Obviously, nobody had a problem with Rose’s gambling at this point! To insiders (though certainly not to fans like my 20-year-old self) Rose was known to be a big gambler, and was often seen at horse races.
Rose got his 4,000th hit with the Expos early in the season, but was traded to Cincinnati in August and became the Reds’ player-manager. He broke Cobb’s record the following year, on September 11, 1985. Rose gave up playing after 1986 but was still managing the Reds in 1989 when his gambling problem became known to all. That August, he was banned from baseball for life for gambling on the game. He denied for years that he’d bet on baseball, but Rose finally came clean in 2004 … though he says he only ever bet on his own team to win.

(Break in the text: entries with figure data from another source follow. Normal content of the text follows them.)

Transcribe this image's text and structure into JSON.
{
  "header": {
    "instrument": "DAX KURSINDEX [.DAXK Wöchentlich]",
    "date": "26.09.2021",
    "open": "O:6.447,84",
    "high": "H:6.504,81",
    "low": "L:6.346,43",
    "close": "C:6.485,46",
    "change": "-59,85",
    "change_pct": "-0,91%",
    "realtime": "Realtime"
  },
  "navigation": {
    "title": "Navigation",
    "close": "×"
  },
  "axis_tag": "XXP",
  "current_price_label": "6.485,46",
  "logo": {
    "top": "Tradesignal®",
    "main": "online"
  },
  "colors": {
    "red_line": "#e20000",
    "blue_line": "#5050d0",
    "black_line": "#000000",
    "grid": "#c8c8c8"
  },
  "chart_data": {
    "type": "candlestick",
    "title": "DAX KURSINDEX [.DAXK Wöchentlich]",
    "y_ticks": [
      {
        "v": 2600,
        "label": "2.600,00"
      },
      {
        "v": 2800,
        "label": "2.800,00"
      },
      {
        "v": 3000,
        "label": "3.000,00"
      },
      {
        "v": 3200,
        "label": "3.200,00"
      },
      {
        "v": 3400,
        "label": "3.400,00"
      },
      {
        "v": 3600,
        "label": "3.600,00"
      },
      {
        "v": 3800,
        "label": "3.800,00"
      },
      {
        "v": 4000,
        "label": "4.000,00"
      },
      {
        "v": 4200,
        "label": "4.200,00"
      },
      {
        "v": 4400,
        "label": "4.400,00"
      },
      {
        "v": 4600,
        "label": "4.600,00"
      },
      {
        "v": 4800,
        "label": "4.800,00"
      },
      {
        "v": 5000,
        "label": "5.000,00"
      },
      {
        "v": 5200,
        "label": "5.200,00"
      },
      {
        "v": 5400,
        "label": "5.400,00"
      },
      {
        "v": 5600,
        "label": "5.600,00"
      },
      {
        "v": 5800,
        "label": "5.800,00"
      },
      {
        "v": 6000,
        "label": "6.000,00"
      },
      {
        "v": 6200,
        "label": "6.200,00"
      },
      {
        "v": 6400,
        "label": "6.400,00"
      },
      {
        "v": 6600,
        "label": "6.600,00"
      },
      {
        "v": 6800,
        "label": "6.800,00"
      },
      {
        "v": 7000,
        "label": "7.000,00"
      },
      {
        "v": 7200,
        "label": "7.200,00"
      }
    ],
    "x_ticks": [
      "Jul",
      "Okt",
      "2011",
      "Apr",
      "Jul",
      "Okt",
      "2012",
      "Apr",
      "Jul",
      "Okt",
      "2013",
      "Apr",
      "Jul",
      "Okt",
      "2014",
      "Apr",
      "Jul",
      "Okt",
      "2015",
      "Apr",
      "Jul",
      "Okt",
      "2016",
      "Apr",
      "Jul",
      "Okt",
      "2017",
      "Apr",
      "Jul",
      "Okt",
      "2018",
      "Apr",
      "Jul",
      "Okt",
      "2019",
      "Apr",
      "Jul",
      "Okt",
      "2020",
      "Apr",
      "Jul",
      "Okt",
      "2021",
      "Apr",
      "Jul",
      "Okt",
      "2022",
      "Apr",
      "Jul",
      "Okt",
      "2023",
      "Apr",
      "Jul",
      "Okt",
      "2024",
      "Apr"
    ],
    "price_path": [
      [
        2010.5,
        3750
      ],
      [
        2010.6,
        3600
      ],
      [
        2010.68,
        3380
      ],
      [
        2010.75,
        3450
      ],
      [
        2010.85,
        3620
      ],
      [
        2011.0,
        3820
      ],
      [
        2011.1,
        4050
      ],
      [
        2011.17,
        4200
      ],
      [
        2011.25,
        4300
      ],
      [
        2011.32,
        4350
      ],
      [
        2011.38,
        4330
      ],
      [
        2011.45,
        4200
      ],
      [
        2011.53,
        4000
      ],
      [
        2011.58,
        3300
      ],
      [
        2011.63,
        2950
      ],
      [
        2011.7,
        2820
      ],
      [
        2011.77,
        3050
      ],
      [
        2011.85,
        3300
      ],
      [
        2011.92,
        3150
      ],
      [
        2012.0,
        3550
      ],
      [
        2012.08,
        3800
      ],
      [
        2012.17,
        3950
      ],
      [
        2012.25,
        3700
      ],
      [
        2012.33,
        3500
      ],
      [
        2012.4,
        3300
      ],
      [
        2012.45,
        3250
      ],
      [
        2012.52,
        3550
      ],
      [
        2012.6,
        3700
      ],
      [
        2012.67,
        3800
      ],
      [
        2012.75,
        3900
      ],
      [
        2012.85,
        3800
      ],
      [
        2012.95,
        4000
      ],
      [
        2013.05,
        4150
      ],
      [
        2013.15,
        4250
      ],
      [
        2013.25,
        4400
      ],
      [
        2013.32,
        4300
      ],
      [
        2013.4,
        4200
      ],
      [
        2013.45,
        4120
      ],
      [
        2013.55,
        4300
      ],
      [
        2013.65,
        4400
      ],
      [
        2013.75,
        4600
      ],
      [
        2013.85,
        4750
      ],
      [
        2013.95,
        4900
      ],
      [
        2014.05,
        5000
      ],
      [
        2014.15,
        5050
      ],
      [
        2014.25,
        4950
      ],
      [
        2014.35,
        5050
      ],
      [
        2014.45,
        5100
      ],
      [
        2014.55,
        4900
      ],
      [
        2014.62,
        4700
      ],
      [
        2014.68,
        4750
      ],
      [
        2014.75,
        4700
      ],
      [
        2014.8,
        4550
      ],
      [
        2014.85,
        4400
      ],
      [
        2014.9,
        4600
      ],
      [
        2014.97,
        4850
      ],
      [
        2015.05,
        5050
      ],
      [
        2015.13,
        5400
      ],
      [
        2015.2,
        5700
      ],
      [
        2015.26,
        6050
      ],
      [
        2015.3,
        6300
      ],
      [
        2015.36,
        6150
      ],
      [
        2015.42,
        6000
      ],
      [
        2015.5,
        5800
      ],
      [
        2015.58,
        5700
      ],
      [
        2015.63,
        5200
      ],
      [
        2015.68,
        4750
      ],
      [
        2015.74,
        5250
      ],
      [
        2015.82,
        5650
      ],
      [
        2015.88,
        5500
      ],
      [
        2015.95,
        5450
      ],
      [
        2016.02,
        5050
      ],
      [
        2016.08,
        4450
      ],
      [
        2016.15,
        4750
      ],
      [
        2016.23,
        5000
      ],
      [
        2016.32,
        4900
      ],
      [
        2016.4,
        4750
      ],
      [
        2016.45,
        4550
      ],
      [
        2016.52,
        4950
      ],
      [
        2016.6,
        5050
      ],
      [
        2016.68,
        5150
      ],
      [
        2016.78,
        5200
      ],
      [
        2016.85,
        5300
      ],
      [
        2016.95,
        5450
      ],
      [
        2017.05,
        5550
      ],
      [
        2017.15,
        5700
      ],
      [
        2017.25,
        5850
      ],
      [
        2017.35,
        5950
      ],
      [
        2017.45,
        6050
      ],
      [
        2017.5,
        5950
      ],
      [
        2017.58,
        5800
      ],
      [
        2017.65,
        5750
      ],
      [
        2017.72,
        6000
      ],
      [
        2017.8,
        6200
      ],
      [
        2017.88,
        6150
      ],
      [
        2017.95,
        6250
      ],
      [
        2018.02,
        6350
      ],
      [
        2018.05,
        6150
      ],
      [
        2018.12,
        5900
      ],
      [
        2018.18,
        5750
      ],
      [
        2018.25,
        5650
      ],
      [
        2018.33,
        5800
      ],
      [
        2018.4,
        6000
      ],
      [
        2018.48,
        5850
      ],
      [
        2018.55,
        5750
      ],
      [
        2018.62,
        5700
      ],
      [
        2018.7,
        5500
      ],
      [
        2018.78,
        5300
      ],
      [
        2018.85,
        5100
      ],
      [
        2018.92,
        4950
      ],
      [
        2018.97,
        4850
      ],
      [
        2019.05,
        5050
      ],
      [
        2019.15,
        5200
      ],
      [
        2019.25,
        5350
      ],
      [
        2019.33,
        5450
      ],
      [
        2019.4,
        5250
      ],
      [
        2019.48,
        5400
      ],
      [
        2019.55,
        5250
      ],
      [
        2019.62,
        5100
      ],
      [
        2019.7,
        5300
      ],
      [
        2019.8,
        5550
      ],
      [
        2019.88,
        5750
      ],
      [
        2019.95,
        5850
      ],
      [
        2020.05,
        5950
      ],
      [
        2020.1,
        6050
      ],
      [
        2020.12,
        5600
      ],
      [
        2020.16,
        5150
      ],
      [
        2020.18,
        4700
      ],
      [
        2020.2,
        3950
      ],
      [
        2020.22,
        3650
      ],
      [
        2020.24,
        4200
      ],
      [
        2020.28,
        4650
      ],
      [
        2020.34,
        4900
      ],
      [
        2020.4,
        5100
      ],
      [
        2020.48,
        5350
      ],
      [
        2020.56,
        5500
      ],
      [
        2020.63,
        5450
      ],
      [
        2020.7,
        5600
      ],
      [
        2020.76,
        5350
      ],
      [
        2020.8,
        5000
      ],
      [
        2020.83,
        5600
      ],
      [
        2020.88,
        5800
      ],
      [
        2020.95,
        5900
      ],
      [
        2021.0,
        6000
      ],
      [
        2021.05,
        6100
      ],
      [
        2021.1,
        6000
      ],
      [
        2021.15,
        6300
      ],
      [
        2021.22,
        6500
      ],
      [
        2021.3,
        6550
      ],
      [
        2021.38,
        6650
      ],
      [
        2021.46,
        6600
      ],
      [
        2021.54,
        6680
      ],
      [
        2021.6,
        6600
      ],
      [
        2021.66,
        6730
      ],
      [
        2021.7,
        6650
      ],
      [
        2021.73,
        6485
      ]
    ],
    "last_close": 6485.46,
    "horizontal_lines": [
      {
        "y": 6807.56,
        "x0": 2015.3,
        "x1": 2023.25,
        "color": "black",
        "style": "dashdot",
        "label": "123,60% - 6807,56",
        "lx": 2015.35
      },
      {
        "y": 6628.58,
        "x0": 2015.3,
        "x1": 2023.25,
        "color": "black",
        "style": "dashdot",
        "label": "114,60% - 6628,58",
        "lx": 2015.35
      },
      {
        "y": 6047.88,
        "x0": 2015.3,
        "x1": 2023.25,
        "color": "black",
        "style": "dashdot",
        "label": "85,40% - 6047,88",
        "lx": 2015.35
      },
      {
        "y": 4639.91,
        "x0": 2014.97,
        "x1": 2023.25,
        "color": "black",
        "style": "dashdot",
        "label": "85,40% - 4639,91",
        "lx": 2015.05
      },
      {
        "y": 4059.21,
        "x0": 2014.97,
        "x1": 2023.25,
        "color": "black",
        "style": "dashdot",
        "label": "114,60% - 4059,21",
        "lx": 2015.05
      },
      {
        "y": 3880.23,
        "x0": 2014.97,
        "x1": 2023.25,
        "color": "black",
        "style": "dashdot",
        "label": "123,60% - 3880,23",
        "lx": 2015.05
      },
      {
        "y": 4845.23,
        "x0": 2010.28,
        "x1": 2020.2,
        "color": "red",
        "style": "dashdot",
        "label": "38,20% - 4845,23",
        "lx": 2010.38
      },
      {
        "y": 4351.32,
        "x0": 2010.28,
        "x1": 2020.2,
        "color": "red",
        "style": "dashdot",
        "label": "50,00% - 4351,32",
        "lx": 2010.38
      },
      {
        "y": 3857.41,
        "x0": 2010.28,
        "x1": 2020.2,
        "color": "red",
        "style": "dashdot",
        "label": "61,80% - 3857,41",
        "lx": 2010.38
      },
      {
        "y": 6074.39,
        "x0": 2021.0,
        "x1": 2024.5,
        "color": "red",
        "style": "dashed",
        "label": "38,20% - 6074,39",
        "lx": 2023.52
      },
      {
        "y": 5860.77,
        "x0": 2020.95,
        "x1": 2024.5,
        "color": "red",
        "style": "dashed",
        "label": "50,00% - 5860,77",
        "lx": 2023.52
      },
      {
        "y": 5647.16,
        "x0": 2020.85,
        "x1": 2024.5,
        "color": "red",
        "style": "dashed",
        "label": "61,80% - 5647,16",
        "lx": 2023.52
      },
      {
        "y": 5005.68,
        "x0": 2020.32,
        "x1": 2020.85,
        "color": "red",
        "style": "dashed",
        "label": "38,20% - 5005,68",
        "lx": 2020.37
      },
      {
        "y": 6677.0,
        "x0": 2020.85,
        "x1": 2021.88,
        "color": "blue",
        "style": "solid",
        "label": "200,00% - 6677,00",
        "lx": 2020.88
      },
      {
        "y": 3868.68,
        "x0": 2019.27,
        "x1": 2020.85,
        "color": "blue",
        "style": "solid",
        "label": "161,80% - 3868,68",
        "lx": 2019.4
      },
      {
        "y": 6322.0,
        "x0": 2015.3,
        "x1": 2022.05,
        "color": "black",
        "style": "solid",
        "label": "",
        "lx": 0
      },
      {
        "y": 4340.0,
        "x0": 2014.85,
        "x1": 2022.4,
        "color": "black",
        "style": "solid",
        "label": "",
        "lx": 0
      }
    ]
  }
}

Despite the many records he holds (some of which are listed below), Rose remains ineligible for election to the Baseball Hall of Fame. There is no indication yet that Commissioner Rob Manfred plans to change this. For more on whether or not Rose should be in Cooperstown, you can read a couple of interesting stories that appeared in The Atlantic in March and August of 2014.
Major League Records
• Most Career Hits 4,256
• Most Games Played 3,562
• Most AB’s 14,053
• Most Singles 3,315
• Most Total Bases Switch Hitter 5,752
• Most Season 200 or more hits 10
• Most Season 600 or more AB’s 17
• Most Season 150 or more games played 17
• Only Major League Player in History to Play 500 Games at 5 Positions
National League Records
• Most Doubles 746
• Longest Consecutive Game Hitting Steak (44 Games) 1978
• Batting Champ 1968-1969-1973
3 thoughts on “The Odds on Pete Rose”
Wow! Incredible stats when one goes back and looks. These really got lost in the betting scandal. As much as I wasn’t a big fan of his personality, these accompishments are amplified when compared to those of the PED era players.
Loved McDonald’s quote.
How unfortunate Pete Rose’s ‘extra cirricular’ activities have prevented him from the Baseball Hall of Fame. His stats are amazing & on that merit he should be inducted…. I am sure he is not the ONLY person to have gambled or drank or done something wrong in a sport so I think Pete should get his place in baseball history!